- Developers: Mgame Corporation, Noahsystem
- Publishers: MGame eGames (Malaysia) X-legend (Taiwan) NTTGame
- Platform: Windows
- Release: 15 July 2002 (KOR) 17 August 2004 (USKO) 26 January 2016 (Steam)
- Genre: Fantasy MMORPG
- Mode: MMO

= Knight Online =

2002 video game

Knight Online is an MMORPG developed by Mgame Corporation.

Knight Online is officially free-to-play (although to connect to most of the servers during prime time, paid premium is required), but there are some features that must be paid for. In addition, there is an in-game Powerup Shop or Store which contains various items that one can purchase such as premium packages (freemium model). Paid services include exclusive items and Premiums which are a limited-time subscription providing many benefits.

== Gameplay ==
The player controls a virtual character. After connecting to a server for the first time, players must take sides, choosing either El Morad or Karus. The two nations are equivalent but have different appearance. Once the nation is decided, it's a difficult and expensive process to switch nations. To create a character, the player must choose (depending on the nation) a race, from Barbarian, male/female El Moradian, and the four ork races that inhabit the world. Following that, a class must be selected for the character along with a few appearance options. Finally the character is named and given its first 10 Stat Points.

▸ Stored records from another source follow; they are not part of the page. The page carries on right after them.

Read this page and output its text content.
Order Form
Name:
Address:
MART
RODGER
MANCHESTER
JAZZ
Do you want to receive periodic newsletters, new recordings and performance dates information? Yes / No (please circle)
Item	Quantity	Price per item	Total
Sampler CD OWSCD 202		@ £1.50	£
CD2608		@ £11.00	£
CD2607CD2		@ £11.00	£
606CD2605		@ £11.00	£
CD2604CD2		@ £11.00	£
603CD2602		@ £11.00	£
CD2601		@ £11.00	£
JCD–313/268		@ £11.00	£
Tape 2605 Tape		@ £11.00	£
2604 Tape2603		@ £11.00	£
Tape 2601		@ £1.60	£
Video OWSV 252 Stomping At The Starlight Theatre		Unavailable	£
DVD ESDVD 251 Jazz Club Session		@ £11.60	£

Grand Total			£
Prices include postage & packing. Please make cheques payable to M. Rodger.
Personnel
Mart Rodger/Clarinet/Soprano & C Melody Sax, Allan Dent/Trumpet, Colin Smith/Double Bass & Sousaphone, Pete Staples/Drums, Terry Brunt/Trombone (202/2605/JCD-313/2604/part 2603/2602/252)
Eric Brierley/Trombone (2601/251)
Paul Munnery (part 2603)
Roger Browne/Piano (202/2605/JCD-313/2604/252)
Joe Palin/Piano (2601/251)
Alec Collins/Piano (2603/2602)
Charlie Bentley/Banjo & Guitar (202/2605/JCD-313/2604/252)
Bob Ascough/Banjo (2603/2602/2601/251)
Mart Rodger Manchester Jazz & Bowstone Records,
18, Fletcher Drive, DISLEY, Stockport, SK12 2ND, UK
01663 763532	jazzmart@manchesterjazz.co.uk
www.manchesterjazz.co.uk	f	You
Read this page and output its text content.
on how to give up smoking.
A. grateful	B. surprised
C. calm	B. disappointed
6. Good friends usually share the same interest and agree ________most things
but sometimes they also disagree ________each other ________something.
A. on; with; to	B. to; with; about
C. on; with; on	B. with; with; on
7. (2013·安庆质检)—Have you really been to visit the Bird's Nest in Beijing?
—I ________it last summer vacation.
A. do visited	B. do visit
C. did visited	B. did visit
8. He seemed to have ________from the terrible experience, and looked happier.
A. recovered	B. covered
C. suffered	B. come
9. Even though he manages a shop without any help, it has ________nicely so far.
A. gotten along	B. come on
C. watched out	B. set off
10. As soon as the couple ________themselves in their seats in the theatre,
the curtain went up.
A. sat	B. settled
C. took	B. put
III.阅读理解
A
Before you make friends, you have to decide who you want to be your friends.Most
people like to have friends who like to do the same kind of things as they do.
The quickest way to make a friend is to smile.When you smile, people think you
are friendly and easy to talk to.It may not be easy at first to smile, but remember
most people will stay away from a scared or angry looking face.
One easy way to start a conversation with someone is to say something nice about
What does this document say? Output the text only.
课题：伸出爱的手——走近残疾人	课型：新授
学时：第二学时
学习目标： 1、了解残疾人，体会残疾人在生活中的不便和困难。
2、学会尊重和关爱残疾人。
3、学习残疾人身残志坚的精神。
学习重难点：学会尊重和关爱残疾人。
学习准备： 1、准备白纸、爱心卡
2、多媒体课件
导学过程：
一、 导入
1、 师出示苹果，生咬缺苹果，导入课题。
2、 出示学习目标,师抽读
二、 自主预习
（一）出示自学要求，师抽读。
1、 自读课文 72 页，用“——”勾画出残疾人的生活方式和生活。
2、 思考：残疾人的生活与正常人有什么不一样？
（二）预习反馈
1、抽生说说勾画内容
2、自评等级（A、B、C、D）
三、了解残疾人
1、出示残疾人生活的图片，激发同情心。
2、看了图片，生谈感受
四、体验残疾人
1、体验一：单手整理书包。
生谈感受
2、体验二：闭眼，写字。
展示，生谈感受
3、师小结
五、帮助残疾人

To advance in the game, the player must collect experience points to gain levels and items that boost the stats of the character. The monsters that inhabit the game world can be attacked using melee attacks or skills. Once a monster is killed, the killing player gains experience points and the monster leaves behind a loot box which may contain Noahs (in-game currency) and other items. The drop box is only accessible to the player or party that did the most damage to the monster. However, in case of kill stealing, the experience is divided according to the amount of damage done.

Most items can be traded between players. The game's merchant feature allows the player to set up a kiosk to sell or buy items for Noahs. If a player has enough Noahs or the item sought for, he can enter the kiosk and perform the exchange. The transaction is done automatically, so the merchant doesn't have to be at the computer when the item is sold or bought. Bartering is also permissible using the trading option.

Each character belongs to one of the two nations of the game: Humans and orks. Knight Online has five character classes available for both nations, with the class Kurian introduced later to the game. Each class has a basic skill set, three main skill sets, and one master skill set (after 2nd job change).

Knight Online enables players to group together and complete objectives. Parties in Knight Online range between having two to eight players. The characters must be in a certain level range of the party leader in order to be in the same party. Party-members gain experience in accordance to their level. Knight Online encourages parties, since parties can collectively complete monster-killing quests.

The game is hosted on a couple of servers in each version. Servers are grouped into worlds. No characters or items may be transferred across worlds, but a character created in a world is available on all servers of the world. A player may create up to 4 ( 3 during initial release ) characters per world on the same account. These characters have a common "bank" which can be used for storing items and Noahs.

Knight Online allows players to fight against each other in various zones. Some of these provide no rewards or risks, while in others players gain National Points and Leader Points (also called Ladder Points) for killing enemies, but the defeated player loses some of these points.